In 1829 it was auctioned in Edinburgh for 195 guineas, already a good price, then taken to London and cleaned. It then fetched £800, and by 1834 was in the collection of Sir Robert Peel, 2nd Baronet, who had a significant collection of Dutch paintings, but is better known for having twice been Prime Minister of the United Kingdom in 1834–1835 and 1841–1846. It was exhibited at the British Institution in 1835, and in March 1871 entered the National Gallery as NG 830 when they bought seventy-seven pictures and eighteen drawings from the Peel Collection. These were bought from Peel's son Robert, the 3rd Baronet for £75,000, with a special grant from the government, and catalogued as NG 818 to 894.

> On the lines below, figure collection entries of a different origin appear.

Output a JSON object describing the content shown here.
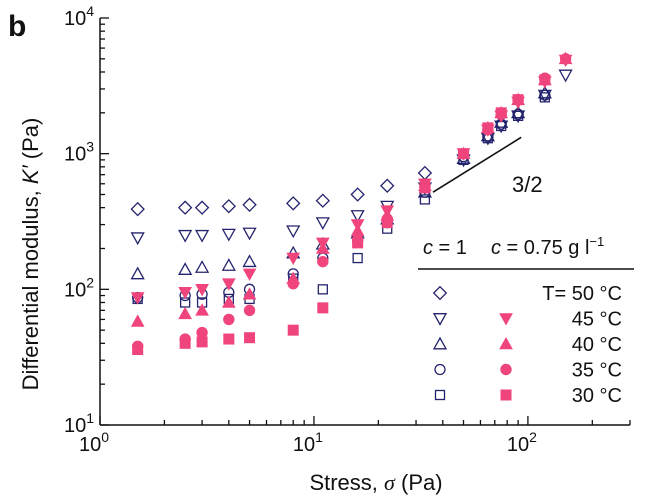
{
  "panel_label": "b",
  "colors": {
    "open": "#24246e",
    "filled": "#f0457c",
    "axis": "#111111"
  },
  "chart_data": {
    "type": "scatter",
    "x_scale": "log",
    "y_scale": "log",
    "xlim": [
      1,
      300
    ],
    "ylim": [
      10,
      10000
    ],
    "xlabel_main": "Stress, ",
    "xlabel_symbol": "σ",
    "xlabel_unit": " (Pa)",
    "ylabel_main": "Differential modulus, ",
    "ylabel_symbol": "K′",
    "ylabel_unit": " (Pa)",
    "x_ticks": [
      {
        "value": 1,
        "base": "10",
        "exp": "0"
      },
      {
        "value": 10,
        "base": "10",
        "exp": "1"
      },
      {
        "value": 100,
        "base": "10",
        "exp": "2"
      }
    ],
    "y_ticks": [
      {
        "value": 10,
        "base": "10",
        "exp": "1"
      },
      {
        "value": 100,
        "base": "10",
        "exp": "2"
      },
      {
        "value": 1000,
        "base": "10",
        "exp": "3"
      },
      {
        "value": 10000,
        "base": "10",
        "exp": "4"
      }
    ],
    "slope_annotation": {
      "label": "3/2",
      "x1": 36,
      "y1": 520,
      "x2": 93,
      "y2": 1320
    },
    "legend": {
      "header_left": "c = 1",
      "header_right": "c = 0.75 g l⁻¹",
      "rows": [
        {
          "open_marker": "diamond",
          "filled_marker": "",
          "label": "T= 50 °C"
        },
        {
          "open_marker": "triangle-down",
          "filled_marker": "triangle-down",
          "label": "45 °C"
        },
        {
          "open_marker": "triangle-up",
          "filled_marker": "triangle-up",
          "label": "40 °C"
        },
        {
          "open_marker": "circle",
          "filled_marker": "circle",
          "label": "35 °C"
        },
        {
          "open_marker": "square",
          "filled_marker": "square",
          "label": "30 °C"
        }
      ]
    },
    "series": [
      {
        "name": "c = 1, T= 50 °C",
        "marker": "diamond",
        "filled": false,
        "x": [
          1.5,
          2.5,
          3,
          4,
          5,
          8,
          11,
          16,
          22,
          33
        ],
        "y": [
          390,
          400,
          400,
          410,
          420,
          430,
          450,
          500,
          580,
          720
        ]
      },
      {
        "name": "c = 1, 45 °C",
        "marker": "triangle-down",
        "filled": false,
        "x": [
          1.5,
          2.5,
          3,
          4,
          5,
          8,
          11,
          16,
          22,
          33,
          50,
          65,
          75,
          90,
          120,
          150
        ],
        "y": [
          240,
          250,
          250,
          255,
          260,
          270,
          310,
          350,
          410,
          560,
          900,
          1300,
          1600,
          1900,
          2700,
          3800
        ]
      },
      {
        "name": "c = 1, 40 °C",
        "marker": "triangle-up",
        "filled": false,
        "x": [
          1.5,
          2.5,
          3,
          4,
          5,
          8,
          11,
          16,
          22,
          33,
          50,
          65,
          75,
          90,
          120
        ],
        "y": [
          130,
          140,
          145,
          150,
          160,
          185,
          215,
          260,
          330,
          520,
          920,
          1350,
          1700,
          2000,
          2800
        ]
      },
      {
        "name": "c = 1, 35 °C",
        "marker": "circle",
        "filled": false,
        "x": [
          1.5,
          2.5,
          3,
          4,
          5,
          8,
          11,
          16,
          22,
          33,
          50,
          65,
          75,
          90,
          120
        ],
        "y": [
          87,
          90,
          92,
          95,
          100,
          130,
          170,
          230,
          310,
          520,
          950,
          1330,
          1650,
          1950,
          2700
        ]
      },
      {
        "name": "c = 1, 30 °C",
        "marker": "square",
        "filled": false,
        "x": [
          1.5,
          2.5,
          3,
          4,
          5,
          8,
          11,
          16,
          22,
          33,
          50,
          65,
          75,
          90,
          120
        ],
        "y": [
          85,
          80,
          80,
          85,
          85,
          120,
          100,
          170,
          280,
          460,
          900,
          1300,
          1600,
          1900,
          2600
        ]
      },
      {
        "name": "c = 0.75, 45 °C",
        "marker": "triangle-down",
        "filled": true,
        "x": [
          1.5,
          2.5,
          3,
          4,
          5,
          8,
          11,
          16,
          22,
          33,
          50,
          65,
          75,
          90,
          120,
          150
        ],
        "y": [
          87,
          95,
          100,
          110,
          130,
          170,
          220,
          300,
          380,
          600,
          1000,
          1500,
          1900,
          2400,
          3400,
          4900
        ]
      },
      {
        "name": "c = 0.75, 40 °C",
        "marker": "triangle-up",
        "filled": true,
        "x": [
          1.5,
          2.5,
          3,
          4,
          5,
          8,
          11,
          16,
          22,
          33,
          50,
          65,
          75,
          90,
          120,
          150
        ],
        "y": [
          58,
          66,
          70,
          80,
          92,
          120,
          200,
          270,
          350,
          580,
          1000,
          1550,
          2000,
          2500,
          3500,
          5000
        ]
      },
      {
        "name": "c = 0.75, 35 °C",
        "marker": "circle",
        "filled": true,
        "x": [
          1.5,
          2.5,
          3,
          4,
          5,
          8,
          11,
          16,
          22,
          33,
          50,
          65,
          75,
          90,
          120,
          150
        ],
        "y": [
          38,
          43,
          48,
          60,
          70,
          110,
          160,
          230,
          330,
          570,
          1000,
          1500,
          1950,
          2500,
          3600,
          5000
        ]
      },
      {
        "name": "c = 0.75, 30 °C",
        "marker": "square",
        "filled": true,
        "x": [
          1.5,
          2.5,
          3,
          4,
          5,
          8,
          11,
          16,
          22,
          33,
          50,
          65,
          75,
          90,
          120
        ],
        "y": [
          36,
          40,
          41,
          43,
          44,
          50,
          73,
          220,
          310,
          560,
          1000,
          1550,
          2000,
          2500,
          3500
        ]
      }
    ]
  }
}
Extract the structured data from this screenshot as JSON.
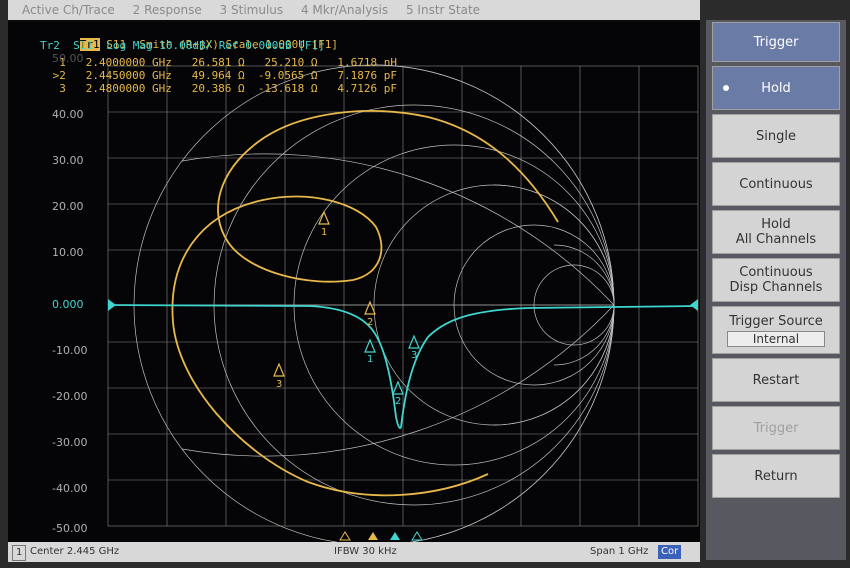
{
  "menu": [
    "Active Ch/Trace",
    "2 Response",
    "3 Stimulus",
    "4 Mkr/Analysis",
    "5 Instr State"
  ],
  "traces": {
    "tr1_label": "Tr1",
    "tr1_text": "S11  Smith (R+jX) Scale 1.000U [F1]",
    "tr2_text": "Tr2  S11  Log Mag 10.00dB/ Ref 0.000dB [F1]"
  },
  "markers": [
    {
      "text": "  1   2.4000000 GHz   26.581 Ω   25.210 Ω   1.6718 nH"
    },
    {
      "text": " >2   2.4450000 GHz   49.964 Ω  -9.0565 Ω   7.1876 pF"
    },
    {
      "text": "  3   2.4800000 GHz   20.386 Ω  -13.618 Ω   4.7126 pF"
    }
  ],
  "y_axis": {
    "top_ghost": "50.00",
    "labels": [
      "40.00",
      "30.00",
      "20.00",
      "10.00",
      "0.000",
      "-10.00",
      "-20.00",
      "-30.00",
      "-40.00",
      "-50.00"
    ]
  },
  "marker_tags": [
    "1",
    "2",
    "3"
  ],
  "status": {
    "channel": "1",
    "center": "Center 2.445 GHz",
    "ifbw": "IFBW 30 kHz",
    "span": "Span 1 GHz",
    "cor": "Cor"
  },
  "softkeys": {
    "title": "Trigger",
    "hold": "Hold",
    "single": "Single",
    "continuous": "Continuous",
    "hold_all_1": "Hold",
    "hold_all_2": "All Channels",
    "cont_disp_1": "Continuous",
    "cont_disp_2": "Disp Channels",
    "trigger_source": "Trigger Source",
    "trigger_source_value": "Internal",
    "restart": "Restart",
    "trigger": "Trigger",
    "return": "Return"
  },
  "colors": {
    "smith_trace": "#e8b84a",
    "logmag_trace": "#3fd6d0",
    "grid": "#b8b8b8",
    "softkey_active": "#6a7ca6"
  }
}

The Avenue, Sydenham by Camille Pissarro was painted during a stay in London that ended in June 1871, a month after the National Gallery acquired the Hobbema, and its composition is probably influenced by it. Pissarro was then living in the London village, turning into a suburb, of Upper Norwood, next to Sydenham, avoiding the Franco-Prussian War. This painting is also now in the National Gallery.